At its core, creativity is simply the use of imagination or original ideas to create something new. Creativity is at the heart of all innovative solutions and companies. And while robots are learning to imitate creativity by painting new works of art, artificial intelligence is yet to create something truly original.
This is why creativity is such a prized skill for graduates. Creativity in the workplace means people are better able to spot unique gaps in the market – from finding new ways for company’s to increase their business, all the way through to answering questions that haven’t been asked yet. For the companies that employ them, creativity in problem-solving means standing out among the pack of competitors. Netflix took a creative leap from shipping DVDs to distributing movies through the Internet, Uber created a solution to taxis that many hadn’t even thought of, and Pixar built an empire from merging cutting-edge technology with the most classic of creative storytelling. Innovation and creativity mean solving consumer problems more effectively and more intelligently, which makes it an essential skill to have in the workplace.

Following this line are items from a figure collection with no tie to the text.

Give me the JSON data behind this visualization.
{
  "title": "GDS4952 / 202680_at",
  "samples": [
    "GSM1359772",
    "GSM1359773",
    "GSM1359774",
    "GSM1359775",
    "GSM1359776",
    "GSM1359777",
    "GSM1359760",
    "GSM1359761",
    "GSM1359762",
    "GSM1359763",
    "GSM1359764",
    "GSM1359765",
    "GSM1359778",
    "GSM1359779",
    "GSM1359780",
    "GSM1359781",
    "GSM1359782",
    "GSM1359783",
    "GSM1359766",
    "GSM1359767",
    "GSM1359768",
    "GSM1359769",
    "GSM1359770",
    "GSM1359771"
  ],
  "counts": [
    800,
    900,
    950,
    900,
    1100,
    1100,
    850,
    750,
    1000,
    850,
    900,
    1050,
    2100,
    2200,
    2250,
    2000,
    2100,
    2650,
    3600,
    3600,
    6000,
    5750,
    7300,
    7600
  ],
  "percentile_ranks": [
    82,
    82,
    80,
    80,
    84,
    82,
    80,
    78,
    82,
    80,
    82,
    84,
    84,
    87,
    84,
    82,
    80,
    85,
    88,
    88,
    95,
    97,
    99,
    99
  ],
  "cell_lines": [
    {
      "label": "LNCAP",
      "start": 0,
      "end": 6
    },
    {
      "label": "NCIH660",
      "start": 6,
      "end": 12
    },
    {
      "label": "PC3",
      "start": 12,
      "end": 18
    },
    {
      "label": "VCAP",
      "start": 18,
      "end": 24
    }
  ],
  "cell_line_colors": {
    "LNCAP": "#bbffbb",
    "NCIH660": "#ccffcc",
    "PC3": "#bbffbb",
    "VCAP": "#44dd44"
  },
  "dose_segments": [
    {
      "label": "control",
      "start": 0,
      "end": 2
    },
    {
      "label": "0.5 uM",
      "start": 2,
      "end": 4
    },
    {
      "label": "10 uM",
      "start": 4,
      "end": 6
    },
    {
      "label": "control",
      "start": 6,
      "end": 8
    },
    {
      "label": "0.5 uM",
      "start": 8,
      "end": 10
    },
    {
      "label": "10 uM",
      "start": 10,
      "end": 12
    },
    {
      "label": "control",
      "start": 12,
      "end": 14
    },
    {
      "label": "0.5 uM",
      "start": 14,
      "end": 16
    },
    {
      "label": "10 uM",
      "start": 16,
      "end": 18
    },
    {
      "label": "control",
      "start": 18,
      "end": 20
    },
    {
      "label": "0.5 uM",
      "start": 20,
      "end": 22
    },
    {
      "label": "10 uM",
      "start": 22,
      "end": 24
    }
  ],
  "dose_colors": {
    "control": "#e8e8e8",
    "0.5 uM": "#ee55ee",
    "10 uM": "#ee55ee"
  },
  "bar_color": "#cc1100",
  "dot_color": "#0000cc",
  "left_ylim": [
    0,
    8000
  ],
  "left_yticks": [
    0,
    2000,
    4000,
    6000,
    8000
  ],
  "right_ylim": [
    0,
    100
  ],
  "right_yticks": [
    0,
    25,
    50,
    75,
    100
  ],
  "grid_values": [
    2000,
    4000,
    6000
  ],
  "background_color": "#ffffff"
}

So, here’s how to improve yours.
What is creativity?
Research has shown that creativity relies on personality traits like self-acceptance, openness to experience, and unconventionality, though a higher IQ and lower latent inhibition (the function that rejects or represses ideas) helps. While these traits are mostly set in early childhood, several studies indicate types of behaviour can enhance creativity.
Step one: teaching yourself to capture ideas
A key part of creativity is teaching yourself to record and preserve new ideas as they occur. The role of the subconscious in problem-solving isn’t known, but most great thinkers can relate to a ‘eureka’ moment arriving at an unexpected time. A key skill is recognising when those ideas arrive, and having a place to store them.
Has inspiration struck in the middle of the night, or on the walk home? Evernote is an excellent note-taking app to have by your side. Just grab your phone and note them down. People often think they’ll retain a brilliant idea by memorising it, but why take the chance?
Step two: challenging yourself
Trying to solve a difficult problem is going to prompt more creative solutions than an easier task. Like Sudoku or Chess, the harder the task, the more challenging (and creative) the solution must be.
Let’s face it; after a tough day of work, more tasks are not what the guru ordered – so you can keep your brain working through some (really fun) mobile games. Keep your brain working with pretty puzzler Monument Valley and manipulate physics to clear the various levels. Threes takes simple rules to the limit in a number matching exercise that will keep you thinking long after you’ve put it down. And for a novel narrative, The Room 2 will soak up your attention even as you puzzle over the story within. It’s all about keeping your mind active, so when inspiration strikes you’ll know what to do (see step one).
Step three: broaden your knowledge
This involves seeking out knowledge and skills outside one’s area of expertise. By learning more about different disciplines, new ways of problem-solving arise. For example, why build more hotels when you could connect travellers with spare rooms and houses instead? Remaining curious about new disciplines means graduates can tackle problems in ways others haven’t thought about.
Kahn Academy is the ultimate app to learn new things. Math, science, physics, economics, and coding are all available in free downloadable videos. For the multi-linguals in the making, Duolingo comes recommended to start thinking in new languages, too.
Step four: change your surroundings
Exposing yourself to new experiences and ways of looking at the world will help enforce a new approach to solutions. Little changes, like changing the route you travel to work, is enough to view things in a different way, or prompt different thinking – but seeking out new entertainment, activities, and places to travel will all increase your creative mindset.
Step five: try some apps!
Google Maps will help you plan different strolls through neighbourhoods, while TED Talks will expose you to different ideas during those walks. And if you want to mix up where you work (studies demonstrate coffee shops are useful for new ideas), Coffitivity recreates the sound of a café to boost creativity.
Step six: meditate, meditate, meditate!
Everyone from IDEO design gurus to celebrities like Gwyneth Paltrow has talked up the benefits of meditation for a reason – it works. A review of more than 150 scientific studies demonstrated the benefits of meditation for improving creativity, due to shifts in mood and personality. Creative blocks often occur in times of high stress – meditation can serve to relieve this stress and remove those blocks.
Headspace (one of Fast Company’s 2017 most innovative companies) produced a website and mobile app designed to make meditation approachable. It’s free to try, so you can test to see if your creativity improves before shelling out (at the very least, you might find some sense of personal zen in the process).
Creativity is a much-misunderstood discipline that people assume only belongs to graphic designers and artists. However, that belies its purpose; to see problems that others haven’t, and solutions that others won’t think of. Honing your own creative prowess will be applicable across disciplines and with your employer.